«La imagen de Jesús que tenemos que transmitir es la de alguien muy cercano»
El sacerdote congoleño Emmanuel Lwamba ha recibido el Premio de Ensayo Teológico Joven por su visión de Jesús como influencer de nuestros días
La editorial PPC entregó el jueves su VII Premio de Ensayo Teológico Joven a Emmanuel Lwamba por su obra El perfil de Jesús en las redes sociales, una reflexión sobre la presencia de Jesús en el imaginario digital de nuestros días.
―Usted afirma que Jesús de Nazaret, 2000 años después, sigue siendo influencer en el mundo de hoy. ¿Por qué?
―Porque su mensaje no ha cambiado, su mensaje libera y da vida. Es la manera de presentarlo lo que va cambiando. El ser humano se da cuenta de que su vida no sigue el rumbo de la libertad que desea, porque confunde libertad con sentimientos, y pone por delante a estos. Por esta razón propongo la manera de ver a Jesús como el influencer que hoy necesitamos, porque las nuevas generaciones, el hombre moderno en general, entiende que puede hacer su vida sin el Señor, sin la religión, y quiere quitar de su cultura, de su manera de vivir, la referencia a Dios. Quiere romper esta conexión con el Señor, que sería como una conexión que tenemos con la red, que nos va poniendo en contacto con otros y con nosotros mismos.
—Entonces, ¿cuál es la razón para que no sea tan conocido o no sea aceptado por el mundo de hoy? Si el mensaje es bueno, ¿el problema está en la forma de transmitirlo?
―Sí y no. Antes no se podía ser otra cosa que cristiano. Hoy cada cual puede ser lo que quiera, porque han entrado en acción los vectores de la modernidad y la postmodernidad, que son el espíritu crítico, la globalización y el individualismo. Con el primero, se considera que nuestro drama es que nos consideran niños influenciables por otros. Con el segundo, el ser humano ha descubierto otros mundos que ya no son el recibido de sus mayores. El tercero, el individualismo, nos separa de los demás y nos empuja a decidir qué es lo que nos hace bien.
De este modo, con el paso del tiempo, el hombre moderno va abandonando sus referencias y la influencia de una institución, de una religión, de una fe. Vive solo y aislado, y así se está rompiendo la tradición, la transmisión de la fe.
—Hablando concretamente de los jóvenes, ya no es tanto un problema de ellos, sino de la generación anterior, que no les hemos sabido transmitir la fe. ¿Es así?
―Sí, pero está también la parte de la recepción. A veces se ha transmitido, pero ¿cómo se ha recibido? Y si en algún momento al transmitir queremos usar la coerción, la fuerza, entonces ellos se sienten mal. La fe no se puede transmitir a la fuerza.

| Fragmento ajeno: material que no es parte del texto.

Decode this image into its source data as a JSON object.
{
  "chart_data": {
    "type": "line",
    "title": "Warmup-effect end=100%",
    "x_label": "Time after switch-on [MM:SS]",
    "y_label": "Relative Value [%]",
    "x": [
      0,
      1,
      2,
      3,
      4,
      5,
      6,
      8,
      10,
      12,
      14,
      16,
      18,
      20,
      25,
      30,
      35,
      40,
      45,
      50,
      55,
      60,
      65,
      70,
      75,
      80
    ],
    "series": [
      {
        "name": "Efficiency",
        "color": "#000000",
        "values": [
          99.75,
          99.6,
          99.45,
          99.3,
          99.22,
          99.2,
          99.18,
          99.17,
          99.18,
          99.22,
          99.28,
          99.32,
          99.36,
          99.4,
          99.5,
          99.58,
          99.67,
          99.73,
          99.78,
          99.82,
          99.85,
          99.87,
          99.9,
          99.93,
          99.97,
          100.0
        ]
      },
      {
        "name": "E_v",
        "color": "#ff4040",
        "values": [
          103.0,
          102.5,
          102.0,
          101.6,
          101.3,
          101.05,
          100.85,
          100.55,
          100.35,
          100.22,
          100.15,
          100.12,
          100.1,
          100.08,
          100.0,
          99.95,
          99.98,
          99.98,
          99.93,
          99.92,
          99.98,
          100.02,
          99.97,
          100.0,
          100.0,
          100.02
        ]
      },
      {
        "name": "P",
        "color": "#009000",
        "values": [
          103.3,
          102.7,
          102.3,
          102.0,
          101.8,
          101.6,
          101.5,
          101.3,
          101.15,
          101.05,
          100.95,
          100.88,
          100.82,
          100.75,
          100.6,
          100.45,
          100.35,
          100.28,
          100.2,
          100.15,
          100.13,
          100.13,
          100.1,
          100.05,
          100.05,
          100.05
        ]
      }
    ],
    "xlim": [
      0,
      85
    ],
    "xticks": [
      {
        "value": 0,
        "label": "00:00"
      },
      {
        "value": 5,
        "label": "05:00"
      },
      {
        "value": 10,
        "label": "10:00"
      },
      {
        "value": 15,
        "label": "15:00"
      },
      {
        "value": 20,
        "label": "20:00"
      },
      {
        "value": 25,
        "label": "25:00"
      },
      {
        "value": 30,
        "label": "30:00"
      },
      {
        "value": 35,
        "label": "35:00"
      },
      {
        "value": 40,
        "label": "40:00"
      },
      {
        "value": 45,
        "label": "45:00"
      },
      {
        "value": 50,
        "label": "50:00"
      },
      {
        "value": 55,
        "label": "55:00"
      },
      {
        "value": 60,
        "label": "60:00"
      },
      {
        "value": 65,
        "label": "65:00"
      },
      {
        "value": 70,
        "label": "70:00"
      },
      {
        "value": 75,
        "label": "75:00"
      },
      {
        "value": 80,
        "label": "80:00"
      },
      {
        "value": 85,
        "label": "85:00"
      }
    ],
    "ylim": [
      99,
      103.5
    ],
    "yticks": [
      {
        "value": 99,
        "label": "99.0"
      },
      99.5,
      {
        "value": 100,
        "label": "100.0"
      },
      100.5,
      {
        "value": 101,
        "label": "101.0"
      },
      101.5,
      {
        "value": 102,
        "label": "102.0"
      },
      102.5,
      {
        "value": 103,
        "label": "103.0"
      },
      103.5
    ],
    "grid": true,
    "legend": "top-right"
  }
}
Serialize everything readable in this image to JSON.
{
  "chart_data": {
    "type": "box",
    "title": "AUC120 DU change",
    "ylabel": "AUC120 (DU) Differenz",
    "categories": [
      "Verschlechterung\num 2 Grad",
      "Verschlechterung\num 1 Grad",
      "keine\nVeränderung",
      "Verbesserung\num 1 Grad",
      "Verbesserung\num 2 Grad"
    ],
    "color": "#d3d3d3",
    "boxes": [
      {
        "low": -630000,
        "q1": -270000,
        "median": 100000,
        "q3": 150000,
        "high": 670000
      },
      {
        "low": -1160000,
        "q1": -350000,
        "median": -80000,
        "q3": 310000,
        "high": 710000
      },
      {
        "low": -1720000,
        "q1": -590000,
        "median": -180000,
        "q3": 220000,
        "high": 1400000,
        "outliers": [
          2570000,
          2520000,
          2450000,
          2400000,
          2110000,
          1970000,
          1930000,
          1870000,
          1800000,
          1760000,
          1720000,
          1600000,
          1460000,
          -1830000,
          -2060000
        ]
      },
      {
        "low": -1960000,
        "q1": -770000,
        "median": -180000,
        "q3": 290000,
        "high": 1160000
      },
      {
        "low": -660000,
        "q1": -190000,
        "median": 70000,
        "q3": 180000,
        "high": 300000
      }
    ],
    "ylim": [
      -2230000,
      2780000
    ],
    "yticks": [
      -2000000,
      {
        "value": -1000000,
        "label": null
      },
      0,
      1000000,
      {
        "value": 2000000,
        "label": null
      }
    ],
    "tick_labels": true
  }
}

—¿Qué facetas de Jesús de Nazaret deberíamos transmitir, o deberían transmitir la Iglesia, las familias, a sus hijos, para hacer su figura más atractiva?
―La de un amigo y maestro que llama a cada uno a estar con él. Es muy cercano, dice lo que no nos funciona, porque nos cuida, custodia la fuerza de cada uno y sana nuestra debilidad también. A mí me parece que esta es la imagen que tenemos que transmitir.
―¿Cómo se hace esta transmisión entonces? ¿Hay que usar las redes sociales? ¿Hay que predicar con el ejemplo? ¿Cómo hacer llegar este tesoro que tiene la Iglesia, que es Jesús de Nazaret, al mundo de hoy, a jóvenes y mayores?
―A mí me parece que hemos reducido la transmisión de la fe a lugares como la iglesia y a momentos como solo la Misa. Antes la iglesia era el lugar donde la gente iba, tenía actividades de ocio también, se hacía comunidad y se conocía entre sí. Creo que por ahí tenemos que ir.
También es necesario que el joven tenga la oportunidad de contar su propia vida, esa cercanía ayuda también a que la gente venga a descubrir el tesoro que tiene la Iglesia. Las páginas de internet serán siempre un primer encuentro, pero es necesario conocerse y acercarse porque eso permite el contacto en persona, no desde la pantalla.